ColossalAI
ColossalAI copied to clipboard
Small memory saving on NVME[BUG]:
🐛 Describe the bug
Hello, I am using NVME to try 66B opt model with Zero3-offload cpu mode, but it seems to only saves 10% CPU memory. It takes about 1.06T CPU memory with NVME and 1.17T without NVME. Appreciate it if anyone has an idea about it.
Here is the code snapshot.
optimizer = GeminiAdamOptimizer(model,
lr=args.learning_rate,
initial_scale=2**14,
gpu_margin_mem_ratio=0.0,
nvme_offload_fraction=1.0,
nvme_offload_dir='./nvme')
Environment
#### Installation Report ####
------------ Environment ------------
Colossal-AI version: 0.2.5
PyTorch version: 1.12.1
CUDA version: 11.3
CUDA version required by PyTorch: 11.3
Note:
1. The table above checks the versions of the libraries/tools in the current environment
2. If the CUDA version is N/A, you can set the CUDA_HOME environment variable to locate it
------------ CUDA Extensions AOT Compilation ------------
Found AOT CUDA Extension: ✓
PyTorch version used for AOT compilation: N/A
CUDA version used for AOT compilation: N/A
Note:
1. AOT (ahead-of-time) compilation of the CUDA kernels occurs during installation when the environment varialbe CUDA_EXT=1 is set
2. If AOT compilation is not enabled, stay calm as the CUDA kernels can still be built during runtime
------------ Compatibility ------------
PyTorch version match: N/A
System and PyTorch CUDA version match: ✓
System and Colossal-AI CUDA version match: N/A
If parameters are mostly saved to main memory, the mode is actually targeted at minimal GPU memory usage. Could you please benchmark the GPU memory savings? And if you'd like, we may include your results as part of our benchmarking outcomes which will go public.

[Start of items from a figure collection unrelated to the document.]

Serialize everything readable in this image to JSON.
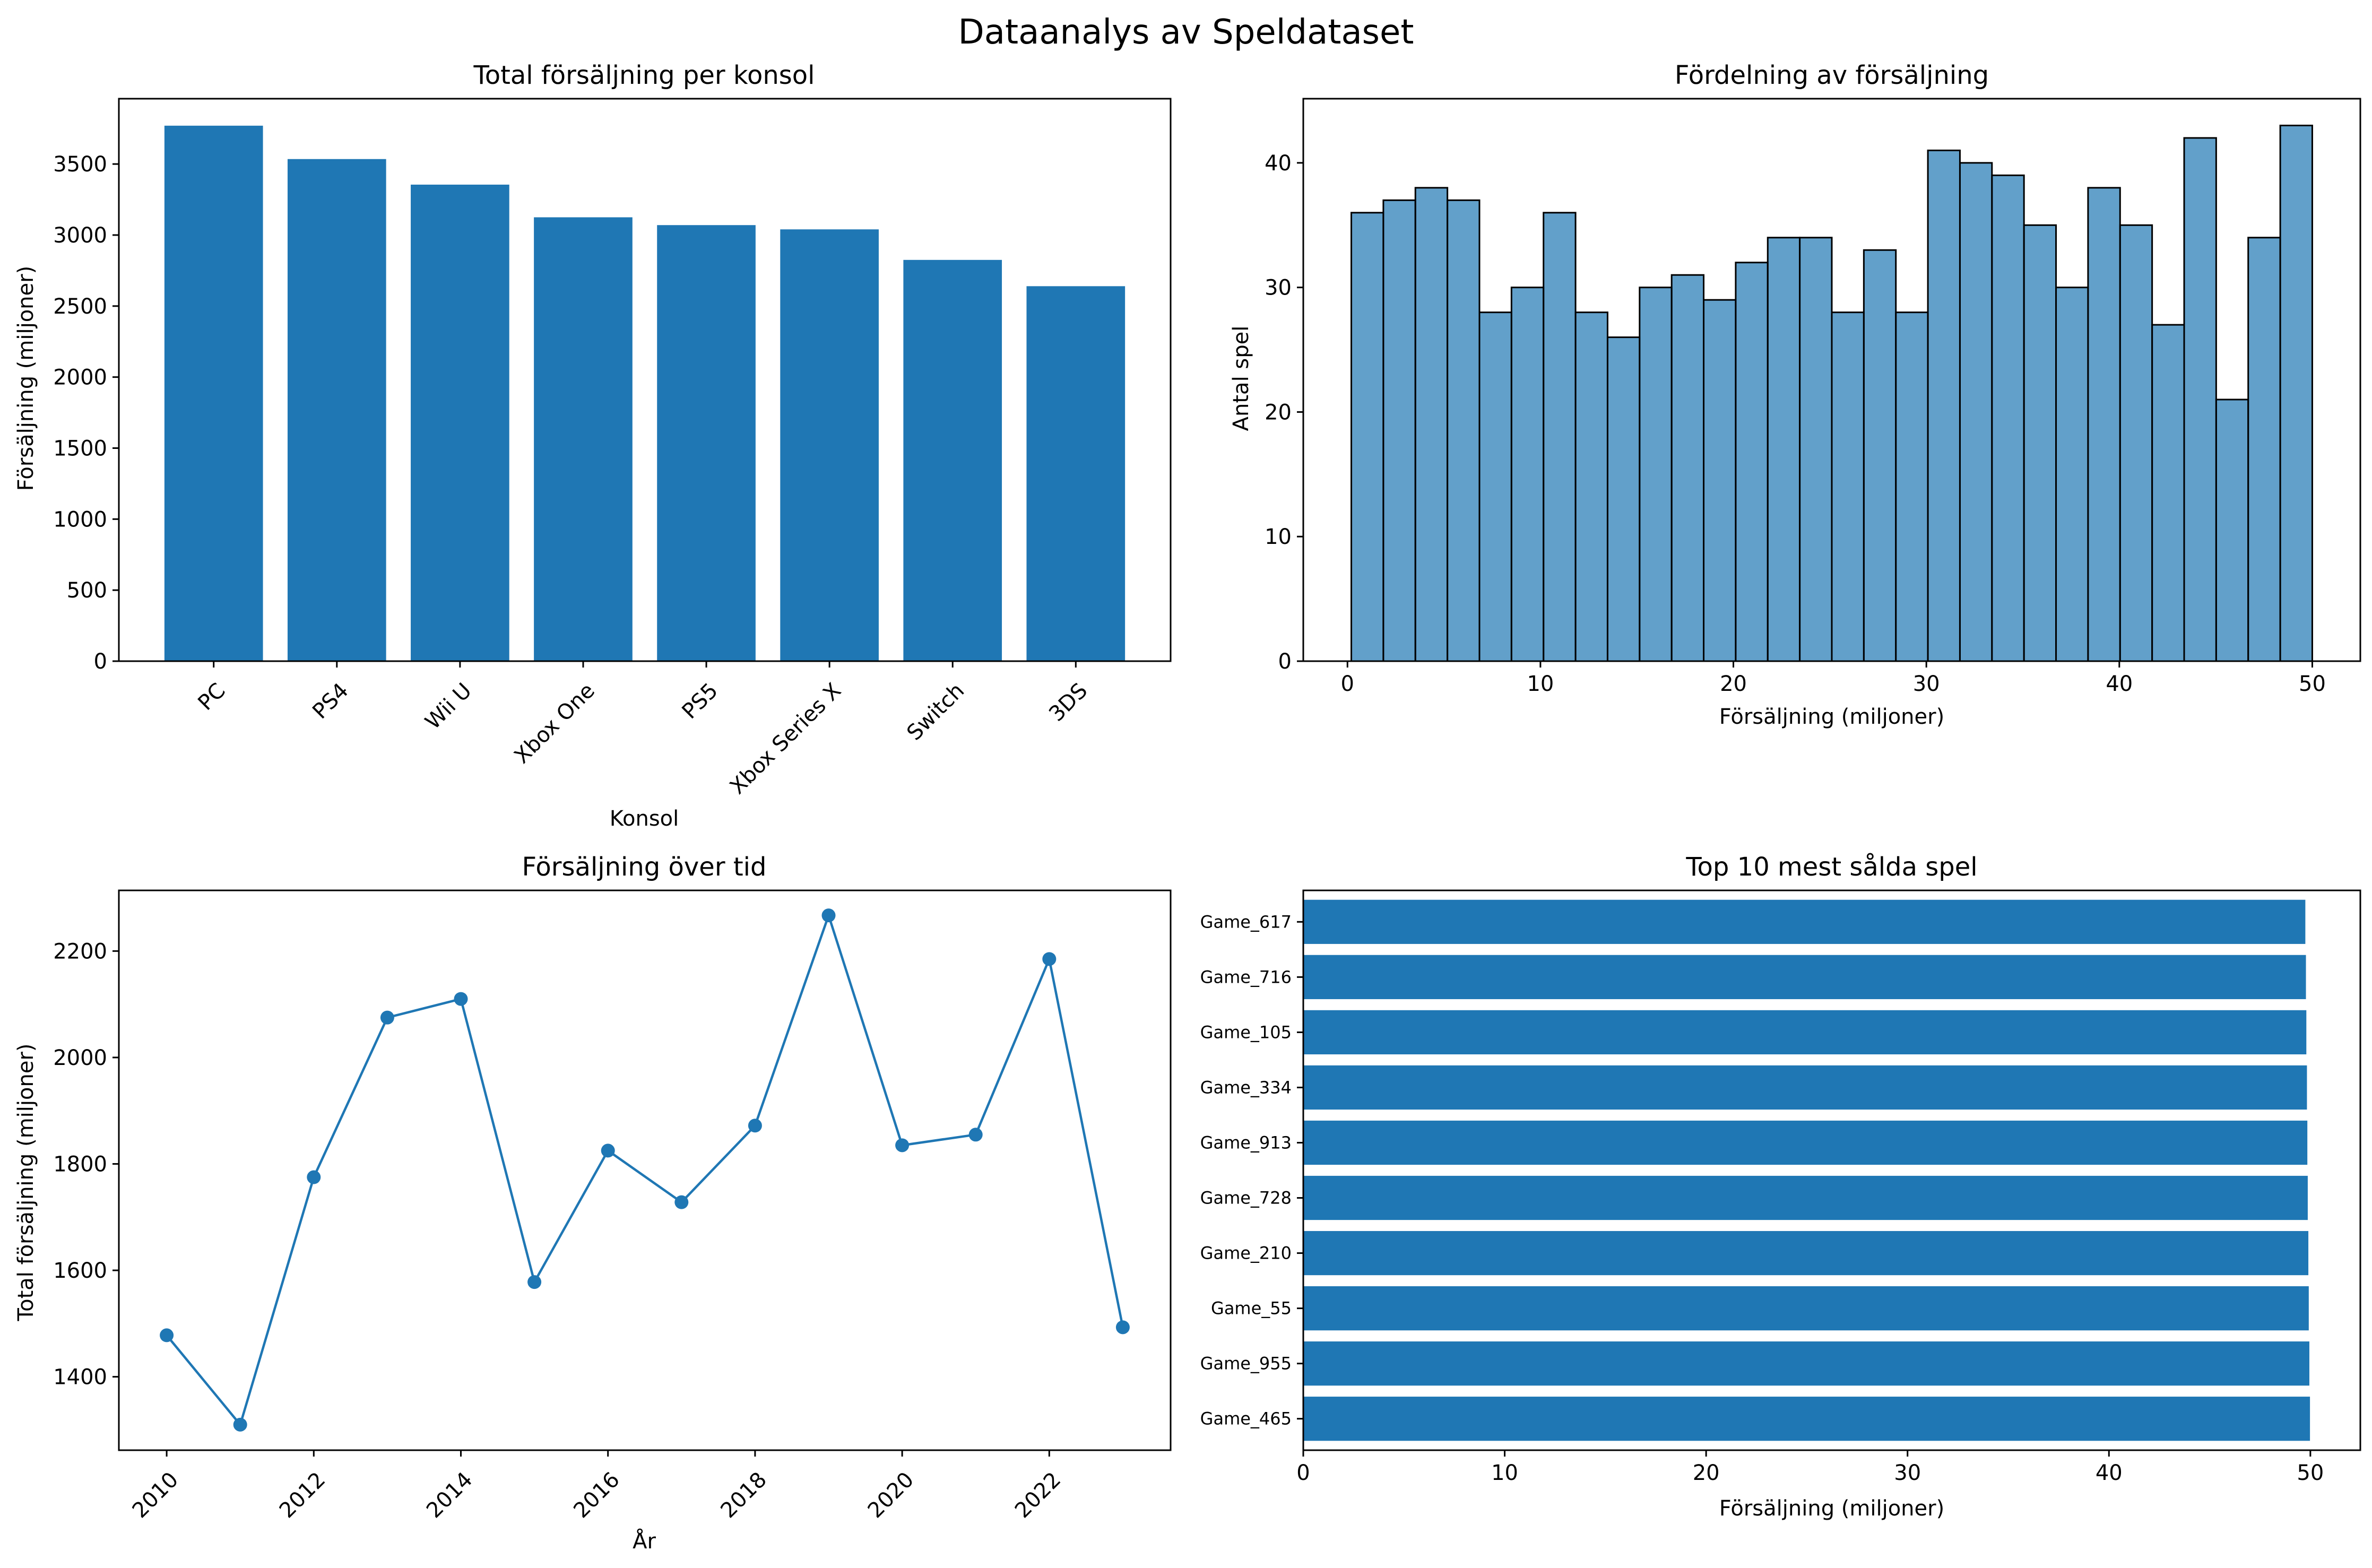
{
  "figure": {
    "title": "Dataanalys av Speldataset"
  },
  "colors": {
    "bar": "#1f77b4",
    "hist_fill": "#1f77b4",
    "hist_alpha": 0.7,
    "hist_edge": "#000000",
    "line": "#1f77b4"
  },
  "chart_data": [
    {
      "id": "console",
      "type": "bar",
      "title": "Total försäljning per konsol",
      "xlabel": "Konsol",
      "ylabel": "Försäljning (miljoner)",
      "categories": [
        "PC",
        "PS4",
        "Wii U",
        "Xbox One",
        "PS5",
        "Xbox Series X",
        "Switch",
        "3DS"
      ],
      "values": [
        3770,
        3535,
        3355,
        3125,
        3070,
        3040,
        2825,
        2640
      ],
      "ylim": [
        0,
        3960
      ],
      "yticks": [
        0,
        500,
        1000,
        1500,
        2000,
        2500,
        3000,
        3500
      ],
      "grid": false
    },
    {
      "id": "histogram",
      "type": "bar",
      "subtype": "histogram",
      "title": "Fördelning av försäljning",
      "xlabel": "Försäljning (miljoner)",
      "ylabel": "Antal spel",
      "bins": 30,
      "bin_range": [
        0.2,
        50
      ],
      "counts": [
        36,
        37,
        38,
        37,
        28,
        30,
        36,
        28,
        26,
        30,
        31,
        29,
        32,
        34,
        34,
        28,
        33,
        28,
        41,
        40,
        39,
        35,
        30,
        38,
        35,
        27,
        42,
        21,
        34,
        43
      ],
      "xlim": [
        -2.29,
        52.49
      ],
      "ylim": [
        0,
        45.15
      ],
      "xticks": [
        0,
        10,
        20,
        30,
        40,
        50
      ],
      "yticks": [
        0,
        10,
        20,
        30,
        40
      ],
      "grid": false
    },
    {
      "id": "timeline",
      "type": "line",
      "title": "Försäljning över tid",
      "xlabel": "År",
      "ylabel": "Total försäljning (miljoner)",
      "x": [
        2010,
        2011,
        2012,
        2013,
        2014,
        2015,
        2016,
        2017,
        2018,
        2019,
        2020,
        2021,
        2022,
        2023
      ],
      "y": [
        1478,
        1310,
        1775,
        2075,
        2110,
        1578,
        1825,
        1728,
        1872,
        2267,
        1835,
        1855,
        2185,
        1493
      ],
      "xlim": [
        2009.35,
        2023.65
      ],
      "ylim": [
        1262,
        2314
      ],
      "xticks": [
        2010,
        2012,
        2014,
        2016,
        2018,
        2020,
        2022
      ],
      "yticks": [
        1400,
        1600,
        1800,
        2000,
        2200
      ],
      "markers": true,
      "grid": false
    },
    {
      "id": "top10",
      "type": "bar",
      "orientation": "horizontal",
      "title": "Top 10 mest sålda spel",
      "xlabel": "Försäljning (miljoner)",
      "categories": [
        "Game_617",
        "Game_716",
        "Game_105",
        "Game_334",
        "Game_913",
        "Game_728",
        "Game_210",
        "Game_55",
        "Game_955",
        "Game_465"
      ],
      "values": [
        49.75,
        49.78,
        49.8,
        49.83,
        49.85,
        49.87,
        49.9,
        49.92,
        49.95,
        49.98
      ],
      "xlim": [
        0,
        52.48
      ],
      "xticks": [
        0,
        10,
        20,
        30,
        40,
        50
      ],
      "grid": false
    }
  ]
}
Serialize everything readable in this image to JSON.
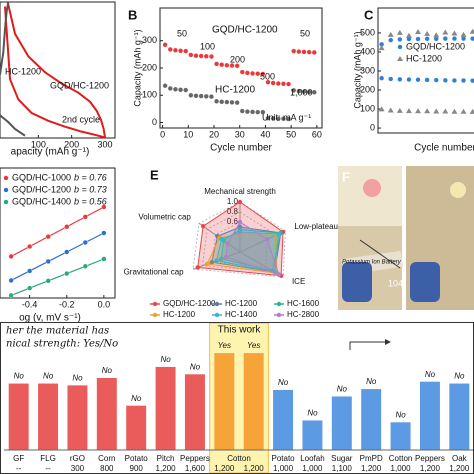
{
  "chart_data": [
    {
      "type": "line",
      "xlabel": "apacity (mAh g⁻¹)",
      "xlim": [
        -15,
        330
      ],
      "xticks": [
        100,
        200,
        300
      ],
      "ylim": [
        0,
        3
      ],
      "labels": [
        "HC-1200",
        "GQD/HC-1200",
        "2nd cycle"
      ],
      "series": [
        {
          "color": "#e31a1c",
          "x": [
            0,
            15,
            40,
            80,
            130,
            180,
            230,
            270,
            290,
            300
          ],
          "values": [
            2.9,
            1.3,
            0.85,
            0.55,
            0.38,
            0.25,
            0.14,
            0.07,
            0.03,
            0.01
          ]
        },
        {
          "color": "#e31a1c",
          "x": [
            300,
            296,
            288,
            275,
            255,
            220,
            170,
            120,
            70,
            30,
            8
          ],
          "values": [
            0.01,
            0.2,
            0.4,
            0.6,
            0.8,
            1.0,
            1.2,
            1.45,
            1.8,
            2.3,
            3.0
          ]
        },
        {
          "color": "#555555",
          "x": [
            -15,
            -5,
            0,
            5,
            10
          ],
          "values": [
            1.4,
            1.9,
            2.4,
            2.8,
            3.0
          ]
        },
        {
          "color": "#555555",
          "x": [
            -15,
            10,
            30,
            50,
            60
          ],
          "values": [
            0.5,
            0.35,
            0.2,
            0.1,
            0.05
          ]
        }
      ]
    },
    {
      "type": "scatter",
      "panel": "B",
      "xlabel": "Cycle number",
      "ylabel": "Capacity (mAh g⁻¹)",
      "xlim": [
        -1,
        62
      ],
      "xticks": [
        0,
        10,
        20,
        30,
        40,
        50,
        60
      ],
      "ylim": [
        -20,
        420
      ],
      "yticks": [
        0,
        100,
        200,
        300
      ],
      "annotations": [
        "50",
        "100",
        "200",
        "500",
        "1,000",
        "50",
        "Unit: mA g⁻¹"
      ],
      "x": [
        1,
        3,
        5,
        7,
        9,
        11,
        13,
        15,
        17,
        19,
        21,
        23,
        25,
        27,
        29,
        31,
        33,
        35,
        37,
        39,
        41,
        43,
        45,
        47,
        49,
        51,
        53,
        55,
        57,
        59
      ],
      "series": [
        {
          "name": "GQD/HC-1200",
          "color": "#e8393b",
          "marker": "circle",
          "values": [
            285,
            268,
            265,
            263,
            262,
            248,
            245,
            244,
            243,
            242,
            215,
            212,
            210,
            209,
            208,
            185,
            182,
            180,
            179,
            178,
            148,
            145,
            143,
            142,
            141,
            262,
            260,
            259,
            258,
            257
          ]
        },
        {
          "name": "HC-1200",
          "color": "#666666",
          "marker": "circle",
          "values": [
            135,
            125,
            122,
            120,
            119,
            100,
            98,
            97,
            96,
            95,
            78,
            76,
            75,
            74,
            73,
            42,
            40,
            39,
            38,
            38,
            16,
            15,
            14,
            14,
            13,
            118,
            115,
            113,
            112,
            111
          ]
        }
      ]
    },
    {
      "type": "scatter",
      "panel": "C",
      "xlabel": "Cycle number",
      "ylabel": "Capacity (mAh g⁻¹)",
      "xlim": [
        0,
        100
      ],
      "ylim": [
        -26,
        631
      ],
      "yticks": [
        0,
        100,
        200,
        300,
        400,
        500
      ],
      "legend": "upper right",
      "x": [
        2,
        7,
        12,
        17,
        22,
        27,
        32,
        37,
        42,
        47,
        52,
        57,
        62,
        67,
        72,
        77,
        82,
        87,
        92,
        97
      ],
      "series": [
        {
          "name": "GQD/HC-1200",
          "color": "#2f7fd8",
          "marker": "circle",
          "values": [
            262,
            258,
            256,
            255,
            254,
            253,
            252,
            251,
            250,
            250,
            249,
            248,
            248,
            247,
            246,
            246,
            245,
            245,
            244,
            244
          ]
        },
        {
          "name": "HC-1200",
          "color": "#888888",
          "marker": "triangle",
          "values": [
            98,
            92,
            90,
            89,
            88,
            88,
            87,
            87,
            86,
            86,
            85,
            85,
            85,
            84,
            84,
            84,
            83,
            83,
            83,
            82
          ]
        },
        {
          "color": "#2f7fd8",
          "marker": "circle",
          "values": [
            440,
            462,
            466,
            468,
            468,
            469,
            469,
            470,
            470,
            470,
            470,
            471,
            471,
            471,
            471,
            471,
            472,
            472,
            472,
            472
          ]
        },
        {
          "color": "#888888",
          "marker": "triangle",
          "values": [
            420,
            490,
            500,
            485,
            505,
            495,
            488,
            502,
            497,
            490,
            506,
            493,
            499,
            487,
            503,
            496,
            491,
            504,
            498,
            494
          ]
        }
      ]
    },
    {
      "type": "line",
      "xlabel": "og (v, mV s⁻¹)",
      "xlim": [
        -0.56,
        0.06
      ],
      "xticks": [
        -0.4,
        -0.2,
        {
          "value": 0,
          "label": "0.0"
        }
      ],
      "ylim": [
        -1.6,
        -0.6
      ],
      "series": [
        {
          "name": "GQD/HC-1000",
          "fit_label": "b = 0.76",
          "color": "#e8393b",
          "marker": "circle",
          "x": [
            -0.5,
            -0.4,
            -0.3,
            -0.2,
            -0.1,
            0
          ],
          "values": [
            -1.28,
            -1.204,
            -1.128,
            -1.052,
            -0.976,
            -0.9
          ]
        },
        {
          "name": "GQD/HC-1200",
          "fit_label": "b = 0.73",
          "color": "#2f6fd0",
          "marker": "circle",
          "x": [
            -0.5,
            -0.4,
            -0.3,
            -0.2,
            -0.1,
            0
          ],
          "values": [
            -1.465,
            -1.392,
            -1.319,
            -1.246,
            -1.173,
            -1.1
          ]
        },
        {
          "name": "GQD/HC-1400",
          "fit_label": "b = 0.56",
          "color": "#2aa876",
          "marker": "circle",
          "x": [
            -0.5,
            -0.4,
            -0.3,
            -0.2,
            -0.1,
            0
          ],
          "values": [
            -1.58,
            -1.524,
            -1.468,
            -1.412,
            -1.356,
            -1.3
          ]
        }
      ]
    },
    {
      "type": "radar",
      "panel": "E",
      "axes": [
        "Mechanical strength",
        "Low-plateau cap",
        "ICE",
        "Gravitational cap",
        "Volumetric cap"
      ],
      "rlim": [
        0,
        1
      ],
      "rticks": [
        {
          "value": 1,
          "label": "1.0"
        },
        {
          "value": 0.8,
          "label": "0.8"
        },
        {
          "value": 0.6,
          "label": "0.6"
        }
      ],
      "series": [
        {
          "name": "GQD/HC-1200",
          "color": "#e8474b",
          "values": [
            1.0,
            0.95,
            0.95,
            0.9,
            0.9
          ]
        },
        {
          "name": "HC-1200",
          "color": "#5b7fa6",
          "values": [
            0.5,
            0.9,
            0.8,
            0.6,
            0.55
          ]
        },
        {
          "name": "HC-1600",
          "color": "#2bb3a0",
          "values": [
            0.45,
            0.9,
            0.75,
            0.4,
            0.4
          ]
        },
        {
          "name": "HC-1200",
          "color": "#f0a030",
          "values": [
            0.35,
            0.8,
            0.85,
            0.7,
            0.5
          ]
        },
        {
          "name": "HC-1400",
          "color": "#30b8d8",
          "values": [
            0.4,
            0.85,
            0.8,
            0.5,
            0.45
          ]
        },
        {
          "name": "HC-2800",
          "color": "#b07fd0",
          "values": [
            0.6,
            0.6,
            0.9,
            0.3,
            0.3
          ]
        }
      ]
    },
    {
      "type": "bar",
      "title": "her the material has",
      "subtitle": "nical strength: Yes/No",
      "highlight": "This work",
      "categories": [
        "GF",
        "FLG",
        "rGO",
        "Corn",
        "Potato",
        "Pitch",
        "Peppers",
        "Cotton",
        null,
        "Potato",
        "Loofah",
        "Sugar",
        "PmPD",
        "Cotton",
        "Peppers",
        "Oak"
      ],
      "temperatures": [
        "--",
        "--",
        "300",
        "800",
        "900",
        "1,200",
        "1,600",
        "1,200",
        "1,200",
        "1,000",
        "1,000",
        "1,100",
        "1,200",
        "1,000",
        "1,200",
        "1,200"
      ],
      "strength_labels": [
        "No",
        "No",
        "No",
        "No",
        "No",
        "No",
        "No",
        "Yes",
        "Yes",
        "No",
        "No",
        "No",
        "No",
        "No",
        "No",
        "No"
      ],
      "values": [
        72,
        72,
        70,
        78,
        48,
        90,
        82,
        105,
        105,
        65,
        32,
        58,
        66,
        30,
        74,
        72
      ],
      "colors": [
        "#e84a4a",
        "#e84a4a",
        "#e84a4a",
        "#e84a4a",
        "#e84a4a",
        "#e84a4a",
        "#e84a4a",
        "#f59a2c",
        "#f59a2c",
        "#4a8fe0",
        "#4a8fe0",
        "#4a8fe0",
        "#4a8fe0",
        "#4a8fe0",
        "#4a8fe0",
        "#4a8fe0"
      ],
      "ylim": [
        0,
        130
      ]
    }
  ],
  "photo": {
    "panel": "F",
    "caption": "Potassium Ion Battery",
    "angle_label": "104°"
  }
}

Thanks @JThh for the reply. Currently we do not have GPU memory savings data, but we can do more testings for that. Do you have any ideas regarding the CPU memory saving? Can we have options to offload more parameters into SSD by NVME? I saw DeepSpeed is able to save more CPU memory usages. Thanks again!
Thanks @MikeChenfu for your followup questions. This benchmark might be potentially indicative of how useful NVME can be. But regarding the maximal stretch we may have, would @oahzxl have any good idea on this?
Thanks @MikeChenfu for your followup questions. This benchmark might be potentially indicative of how useful NVME can be. But regarding the maximal stretch we may have, would @oahzxl have any good idea on this?
Sorry, don't have any clue about it.
How many nodes did you use?
@ver217 I trained opt 66b on the single A100.
@ver217 I trained opt 66b on the single A100.
Hi @MikeChenfu 66b is much larger than the capacity of one A100 80GB memory. This issue was closed due to inactivity. Thanks.